- IATA: none; ICAO: none; FAA LID: 04I;

Summary
- Airport type: Public use
- Owner: James Edward Bowers
- Serves: Columbus, Ohio
- Elevation AMSL: 920 ft (280 m)
- Coordinates: 39°54′40″N 083°11′20″W﻿ / ﻿39.91111°N 83.18889°W

Map
- 04I Location of airport in Ohio04I04I (the United States)

Runways
| Direction | Length |  | Surface |
| ft | m |
| 6/24 | 2,382 | 726 | Turf |

Statistics (2010)
- Aircraft operations: 11,833
- Based aircraft: 16
- Source: Federal Aviation Administration

= Columbus Southwest Airport =

Airport in Ohio, United States

Columbus Southwest Airport was a privately owned, public use airport located 11 nautical miles (13 mi, 20 km) southwest of the central business district of Columbus, in Franklin County, Ohio, United States. It was abandoned in 2020.

== History ==
The airport has been open since at least the 1950s, with its first depiction coming in 1966.

In 2020, a storm destroyed much of the airport's facilities. Though tax money was used for repairs, the airport's owner could not reimburse the county. The airport was abandoned on April 1 of that year, and it was sold to a local farmer.

== Facilities and aircraft ==
Columbus Southwest Airport covered an area of 14 acres (6 ha) at an elevation of 920 feet (280 m) above mean sea level.
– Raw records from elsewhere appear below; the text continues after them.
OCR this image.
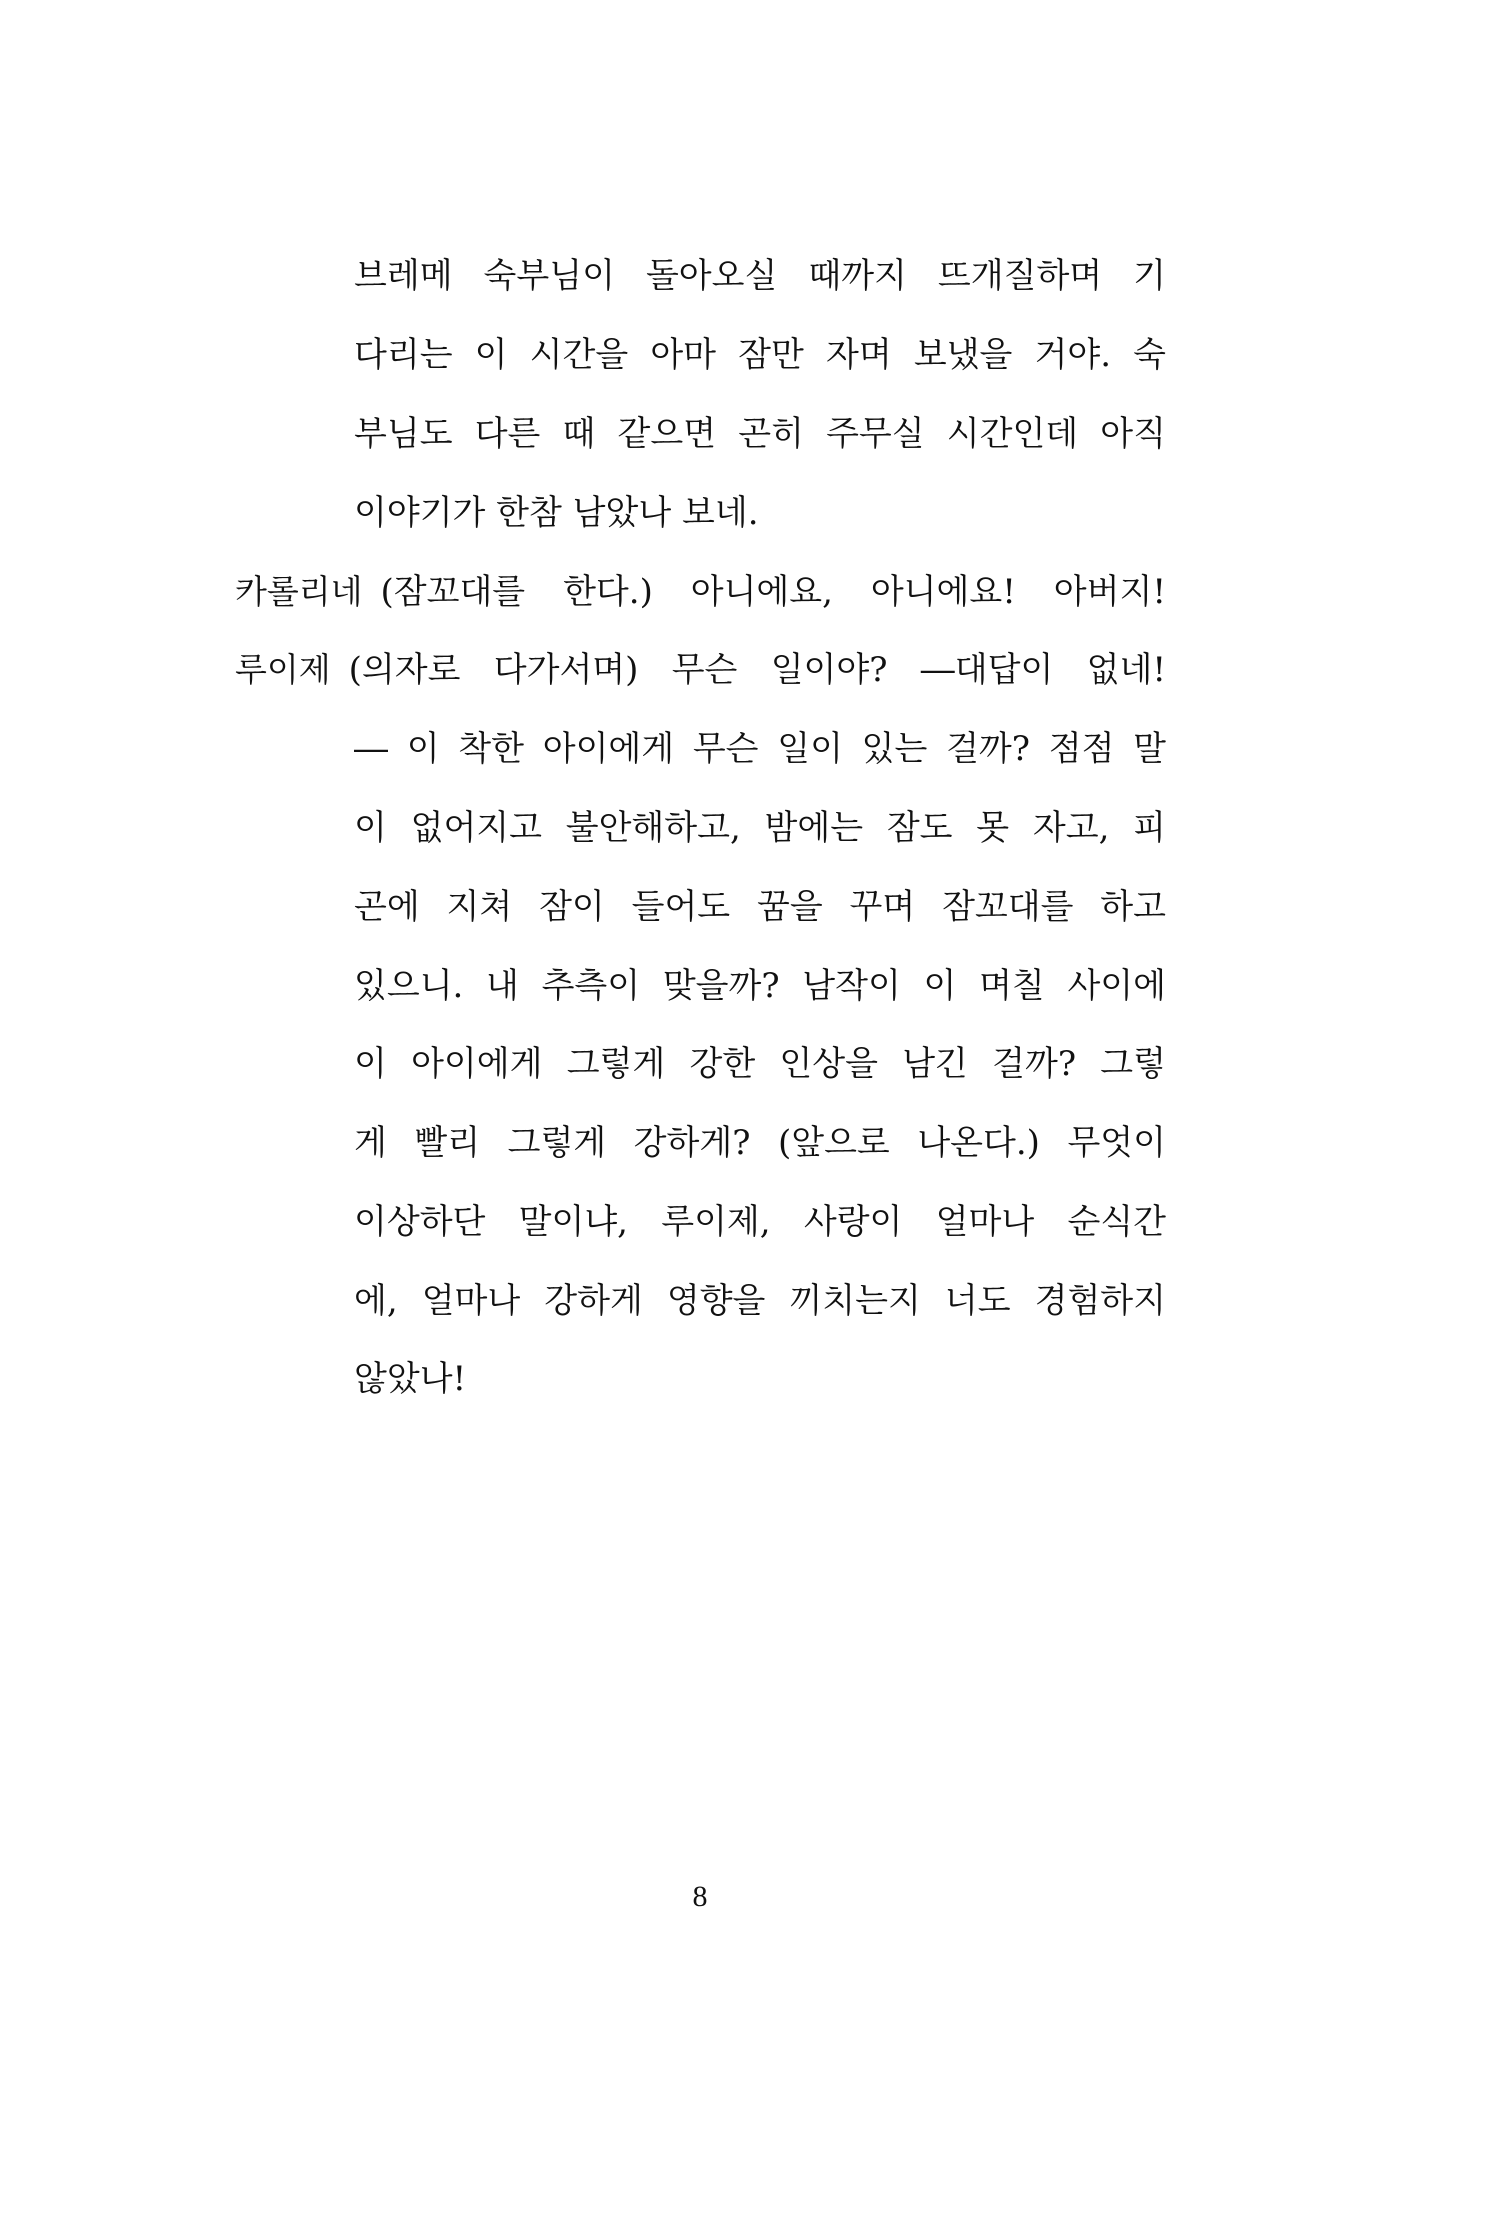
브레메 숙부님이 돌아오실 때까지 뜨개질하며 기
다리는 이 시간을 아마 잠만 자며 보냈을 거야. 숙
부님도 다른 때 같으면 곤히 주무실 시간인데 아직
이야기가 한참 남았나 보네.
카롤리네 (잠꼬대를 한다.) 아니에요, 아니에요! 아버지!
루이제 (의자로 다가서며) 무슨 일이야? ―대답이 없네!
― 이 착한 아이에게 무슨 일이 있는 걸까? 점점 말
이 없어지고 불안해하고, 밤에는 잠도 못 자고, 피
곤에 지쳐 잠이 들어도 꿈을 꾸며 잠꼬대를 하고
있으니. 내 추측이 맞을까? 남작이 이 며칠 사이에
이 아이에게 그렇게 강한 인상을 남긴 걸까? 그렇
게 빨리 그렇게 강하게? (앞으로 나온다.) 무엇이
이상하단 말이냐, 루이제, 사랑이 얼마나 순식간
에, 얼마나 강하게 영향을 끼치는지 너도 경험하지
않았나!
8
It had one runway designated as runway 6/24 with a turf surface and measuring 2,382 by 120 feet (726 x 37 m).

For the 12-month period ending July 26, 2010, the airport had 11,833 general aviation aircraft operations, an average of 32 per day. At that time there were 16 aircraft based at this airport, all single-engine airplanes.